Digital Biomarkers for Cancer Care Across the Healthcare Continuum

July 19, 2021

Digital Biomarkers for Cancer Care Across the Healthcare Continuum

As digital health tools increase in adoption and health-related apps take over app stores, the need to harness the power of digital biomarkers for cancer treatment and prevention doesn’t seem so out of reach anymore.
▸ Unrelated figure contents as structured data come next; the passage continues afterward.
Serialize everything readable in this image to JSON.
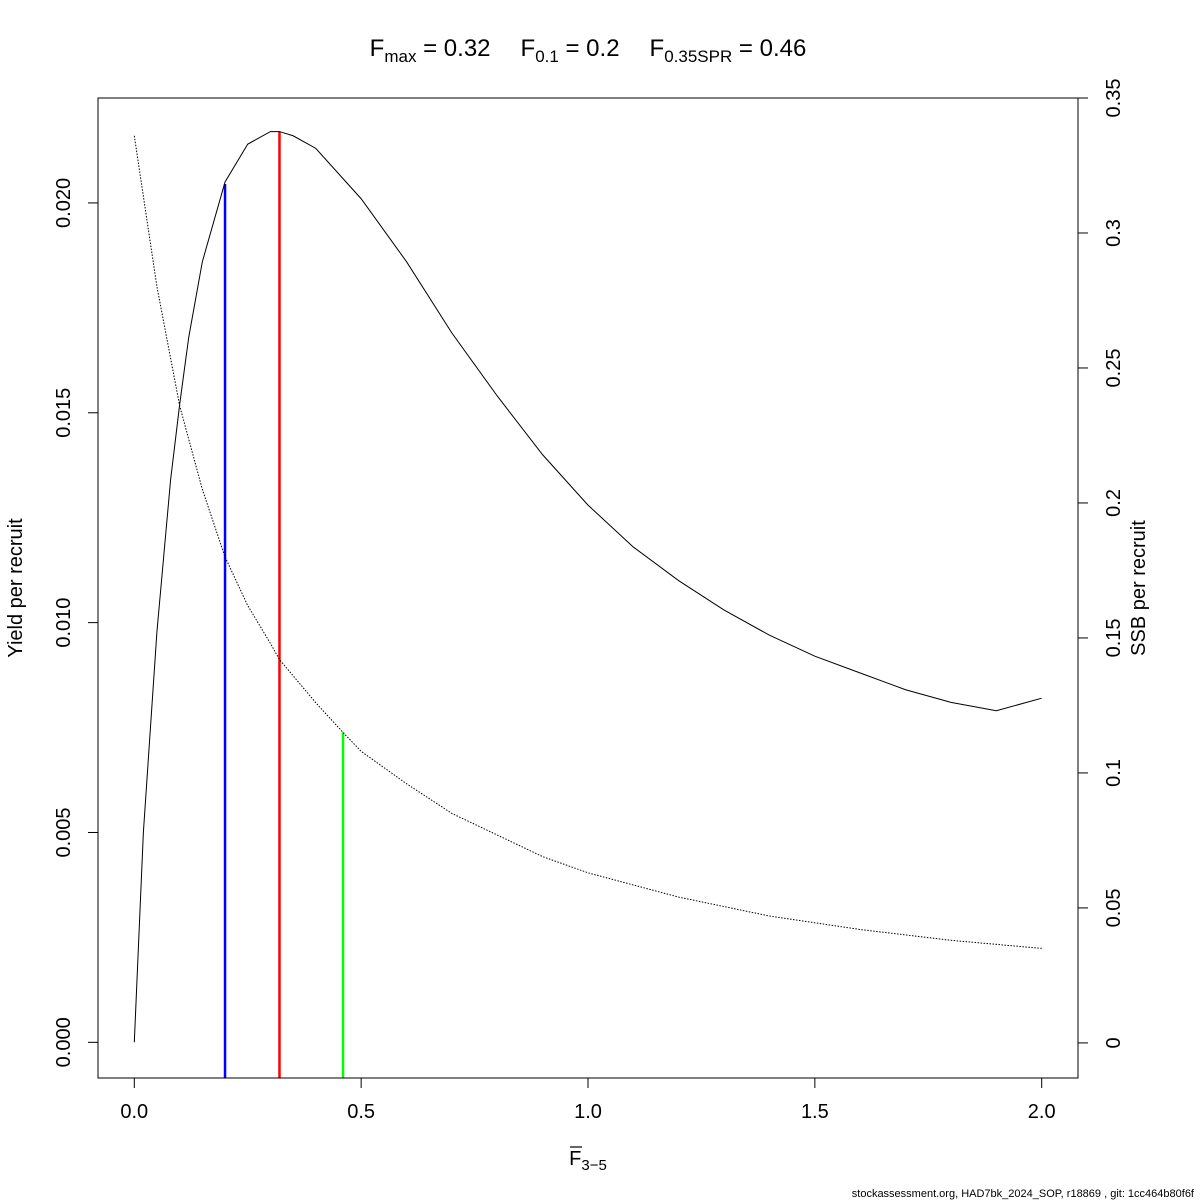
{
  "chart_data": {
    "type": "line",
    "title_parts": [
      {
        "base": "F",
        "sub": "max",
        "rest": " = 0.32",
        "color": "#000000"
      },
      {
        "base": "F",
        "sub": "0.1",
        "rest": " = 0.2",
        "color": "#000000"
      },
      {
        "base": "F",
        "sub": "0.35SPR",
        "rest": " = 0.46",
        "color": "#000000"
      }
    ],
    "xlabel": {
      "base": "F",
      "sub": "3−5"
    },
    "ylabel_left": "Yield per recruit",
    "ylabel_right": "SSB per recruit",
    "xlim": [
      -0.08,
      2.08
    ],
    "ylim_left": [
      -0.00085,
      0.0225
    ],
    "ylim_right": [
      -0.013,
      0.35
    ],
    "x_ticks": [
      0,
      0.5,
      1,
      1.5,
      2
    ],
    "x_tick_labels": [
      "0.0",
      "0.5",
      "1.0",
      "1.5",
      "2.0"
    ],
    "y_left_ticks": [
      0,
      0.005,
      0.01,
      0.015,
      0.02
    ],
    "y_left_tick_labels": [
      "0.000",
      "0.005",
      "0.010",
      "0.015",
      "0.020"
    ],
    "y_right_ticks": [
      0,
      0.05,
      0.1,
      0.15,
      0.2,
      0.25,
      0.3,
      0.35
    ],
    "y_right_tick_labels": [
      "0",
      "0.05",
      "0.1",
      "0.15",
      "0.2",
      "0.25",
      "0.3",
      "0.35"
    ],
    "series": [
      {
        "axis": "left",
        "style": "solid",
        "color": "#000000",
        "x": [
          0,
          0.02,
          0.05,
          0.08,
          0.1,
          0.12,
          0.15,
          0.2,
          0.25,
          0.3,
          0.32,
          0.35,
          0.4,
          0.5,
          0.6,
          0.7,
          0.8,
          0.9,
          1.0,
          1.1,
          1.2,
          1.3,
          1.4,
          1.5,
          1.6,
          1.7,
          1.8,
          1.9,
          2.0
        ],
        "y": [
          0,
          0.005,
          0.0098,
          0.0134,
          0.0152,
          0.0168,
          0.0186,
          0.0205,
          0.0214,
          0.0217,
          0.0217,
          0.0216,
          0.0213,
          0.0201,
          0.0186,
          0.0169,
          0.0154,
          0.014,
          0.0128,
          0.0118,
          0.011,
          0.0103,
          0.0097,
          0.0092,
          0.0088,
          0.0084,
          0.0081,
          0.0079,
          0.0082
        ]
      },
      {
        "axis": "right",
        "style": "dotted",
        "color": "#000000",
        "x": [
          0,
          0.05,
          0.1,
          0.15,
          0.2,
          0.25,
          0.3,
          0.32,
          0.4,
          0.46,
          0.5,
          0.6,
          0.7,
          0.8,
          0.9,
          1.0,
          1.2,
          1.4,
          1.6,
          1.8,
          2.0
        ],
        "y": [
          0.336,
          0.28,
          0.236,
          0.205,
          0.18,
          0.162,
          0.148,
          0.142,
          0.126,
          0.115,
          0.108,
          0.096,
          0.085,
          0.077,
          0.069,
          0.063,
          0.054,
          0.047,
          0.042,
          0.038,
          0.035
        ]
      }
    ],
    "reference_lines": [
      {
        "name": "F0.1",
        "x": 0.2,
        "y_left_top": 0.02045,
        "color": "#0000ff"
      },
      {
        "name": "Fmax",
        "x": 0.32,
        "y_left_top": 0.0217,
        "color": "#ff0000"
      },
      {
        "name": "F0.35SPR",
        "x": 0.46,
        "y_right_top": 0.115,
        "color": "#00ff00"
      }
    ]
  },
  "footer": "stockassessment.org, HAD7bk_2024_SOP, r18869 , git: 1cc464b80f6f"
}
Once upon a time, the idea of individually tailoring any sort of healthcare treatment - let alone one for cancer - was the type of thing you’d see in futuristic movies. Personalized drugs and super-intelligent digital health tech sounded like make-believe, and cancer patients went through diagnoses and treatments hoping for the best.

 

But as the digital health tech space has evolved, so, too, has the real-world capability of digital biomarkers for cancer research and treatment. So not only are we getting to a place where we can better diagnose and treat cancer, we’re getting to a place where we can predict and tailor medicine with never seen before precision.

 

Digital Biomarkers - Not a Futuristic Imagination Anymore

The mass adoption of digital devices has essentially evaporated any boundaries to accessing reliable patient data - in a clinical setting or even at home. With more digital devices come more health-related apps, and with more apps come gold mines of digital biomarker data even in the largest and most diverse populations and environments.

 

Access to patient data has ranged from just tracking basic vital signs and lab results to real-time monitoring and even predictive indicators. Complex data is now more easily aggregated and understood both outside and inside clinical settings, with digital biomarkers informing everything from preventative screening to R&D to patient treatment in real-time. Digital biomarkers are no longer vanity metrics from a fitness tracker or a snapshot of a patient’s physical presence in a hospital or doctor’s office when they’re simply ill or being studied. Instead, these data points are becoming potential leading indicators that healthcare practitioners and academics can reliably lean on across the clinical continuum.

 

The Rise of Digital Biomarkers for Cancer

For a specialty like oncology, digital biomarkers crack open the ability to assess susceptibility and custom tailor pharmacodynamic responses - the sci-fi dreams come to life.

 

The application of digital biomarkers for cancer prevention and treatment are now seamlessly part of all stages, from research to drug development to healthcare interventions. For example, digital biomarkers monitor temperature, blood pressure, heart rate, temperature, respiration, and oxygen levels, as well as factors like skin conductance, mobility, posture, and sleep.

 

Gathering sophisticated data - and doing so securely - allows healthcare providers to uncover a patients’ genetic makeup and risk factors and tailor precision drug treatments and dosing to the individual case. As a result, prescribing as we know it has evolved from simply signing a script or administering a dose and waiting to see results into a potentially real-time iteration that can actively track and adjust based on how a patient responds to treatment.

 

This gives more agency to the patient or study subject, potentially playing a bigger role in shifting healthcare culture by empowering them in their own care and advocacy.

 

Early Detection and Risk Monitoring

The implications of digital biomarkers for cancer care aren’t just life-changing for the diagnosed patient - the ability to tap into this individualized data has incredible potential for disease prevention. Thanks to early detection and monitoring that can be tailored to the individual’s risk factors and genetic predispositions, the fight against cancer can shift future-looking.

 

And as we enhance the data and knowledge, we have of cancer progression, the healthcare sector’s ability to identify specific patient sub-groups or public health trends makes digital biomarkers for cancer unbelievably comprehensive. This data becomes a way to improve the quality of life for patients and potential patients alike. As a result, cancer prevention becomes something realistic and tangible - even predictive - and not a hopeful outcome of an annual mammogram or prostate exam. The potential to reach underserved populations and improve care and innovation through digital health tech and the use of digital biomarkers becomes a mission of civic good, too - of better health for all.

 

The use and innovation in digital biomarkers for cancer are defining how we look at health and disease entirely. As the digital health tech community integrates new data types to reimagine cancer research and treatment, the real-time feedback of response and effectiveness puts us one giant step closer to one day eradicating cancer.